Aesthetically, at least, the game is a triumph, partly because of its subject matter, and especially because of its devotion to it. Each of Marcel’s three films—religious parable Ambrosio, ’70s hippie crime flick Minsky, and ’90s identity thriller Two Of Everything—match the look of the eras they’re meant to be evoking, whether that means using projected effects shots for Ambrosio, or filling the backgrounds of scenes with authentic New York artist weirdos for Minsky. None of it reads false, whether you’re watching an old talk show clip, a behind-the-scenes interview, or just candid moments of rehearsal footage. The attention to detail is relentless and impressive.
It doesn’t hurt that all three of the movies are actually pretty damn good. As Marcel, Gage is a consistently engaging screen presence—she has to be, for the central conceit of the game to work—and the stories being told all reflect on each other in fascinating ways. Running through each of them are thoughts on the mutability of identity, the falseness of images, the illusion of virtue. Taken together (and in discordant sequence, as the player slowly assembles fuller pictures of each of them in their mind), they create a sort of funhouse mirror of themes and ideas—but maybe the same could be said of any creator’s filmography, real or fictional.
And lurking beneath it all, a sense of dread. Barlow’s games have always had an anxious intimacy to them—both Her Story and Telling Lies contain moments that pull a gasp from the player by suddenly underlining that they’re playing as a character within the story, glimpses of another person lurking just beyond the boundaries of the screen. Immortality doesn’t do that. There’s no avatar here, no separation. It’s you that you’re playing as, watching these clips. You, scrubbing backwards and forwards through footage, trying to understand what happened to these people. You, growing steadily more uneasy as the feeling builds that, even as you peer into the cinematic abyss, something else is peering back into you.

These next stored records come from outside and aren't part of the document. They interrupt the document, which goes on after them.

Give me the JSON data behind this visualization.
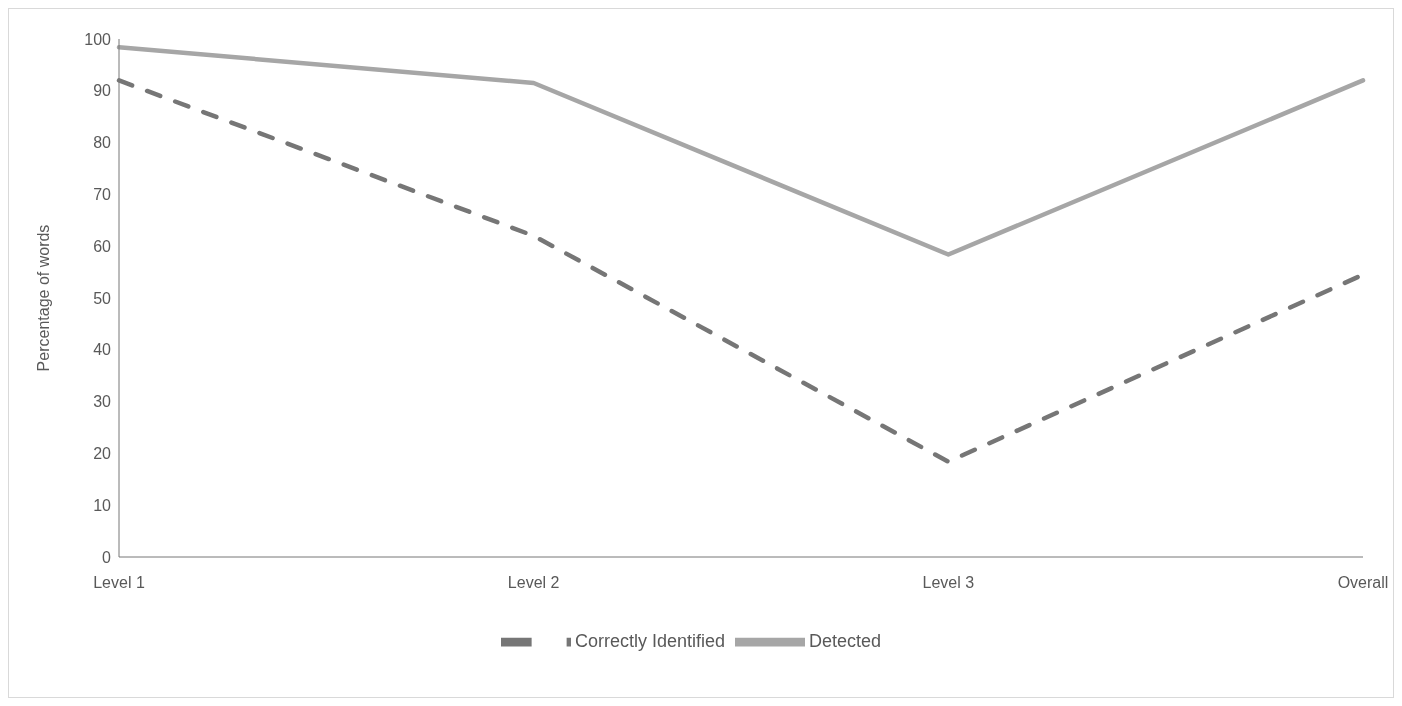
{
  "chart_data": {
    "type": "line",
    "ylabel": "Percentage of words",
    "categories": [
      "Level 1",
      "Level 2",
      "Level 3",
      "Overall"
    ],
    "series": [
      {
        "name": "Detected",
        "color": "#a6a6a6",
        "values": [
          98.4,
          91.5,
          58.4,
          92
        ],
        "line_style": "solid"
      },
      {
        "name": "Correctly Identified",
        "color": "#767676",
        "values": [
          92,
          62,
          18.4,
          54.5
        ],
        "line_style": "dashed"
      }
    ],
    "ylim": [
      0,
      100
    ],
    "yticks": [
      0,
      10,
      20,
      30,
      40,
      50,
      60,
      70,
      80,
      90,
      100
    ],
    "grid": false,
    "legend": "bottom",
    "marker": "none"
  }
}
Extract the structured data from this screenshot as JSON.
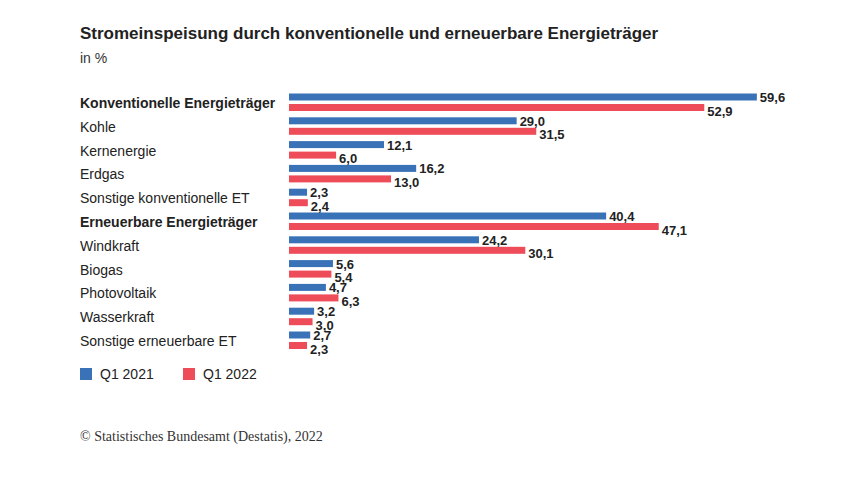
{
  "chart_data": {
    "type": "bar",
    "orientation": "horizontal",
    "title": "Stromeinspeisung durch konventionelle und erneuerbare Energieträger",
    "subtitle": "in %",
    "source": "© Statistisches Bundesamt (Destatis), 2022",
    "categories": [
      "Konventionelle Energieträger",
      "Kohle",
      "Kernenergie",
      "Erdgas",
      "Sonstige konventionelle ET",
      "Erneuerbare Energieträger",
      "Windkraft",
      "Biogas",
      "Photovoltaik",
      "Wasserkraft",
      "Sonstige erneuerbare ET"
    ],
    "series": [
      {
        "name": "Q1 2021",
        "color": "#3a72b8",
        "values": [
          59.6,
          29.0,
          12.1,
          16.2,
          2.3,
          40.4,
          24.2,
          5.6,
          4.7,
          3.2,
          2.7
        ],
        "value_labels": [
          "59,6",
          "29,0",
          "12,1",
          "16,2",
          "2,3",
          "40,4",
          "24,2",
          "5,6",
          "4,7",
          "3,2",
          "2,7"
        ]
      },
      {
        "name": "Q1 2022",
        "color": "#ef4c59",
        "values": [
          52.9,
          31.5,
          6.0,
          13.0,
          2.4,
          47.1,
          30.1,
          5.4,
          6.3,
          3.0,
          2.3
        ],
        "value_labels": [
          "52,9",
          "31,5",
          "6,0",
          "13,0",
          "2,4",
          "47,1",
          "30,1",
          "5,4",
          "6,3",
          "3,0",
          "2,3"
        ]
      }
    ],
    "xlim": [
      0,
      60
    ],
    "tick_labels": false,
    "grid": false,
    "data_labels": true,
    "legend": "bottom-left"
  }
}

The tricky thing about talking about creators who make games that are unlike anything else on the market is that it becomes very hard to compare them to anything but their own work. By that metric, Immortality is Barlow and Half Mermaid’s most ambitious, if not their best, game to date. (It’s very hard, even now, to top the precise focus of Her Story, riveting with its unmoving camera—although we will say that watching three competently made movies is significantly more engaging than the vlogs and video calls that made up the bulk of Telling Lies.) The horror element is its secret weapon, though. Even when Immortality falters as a mystery—and we’ll be honest and note that, even after hitting credits, we’re still unclean on some of what Barlow and his collaborators are driving at here—that feeling of discomfort persists. Immortality gets under your skin; flickers subliminally in your head. It becomes a part of you, whether you want it to, or not.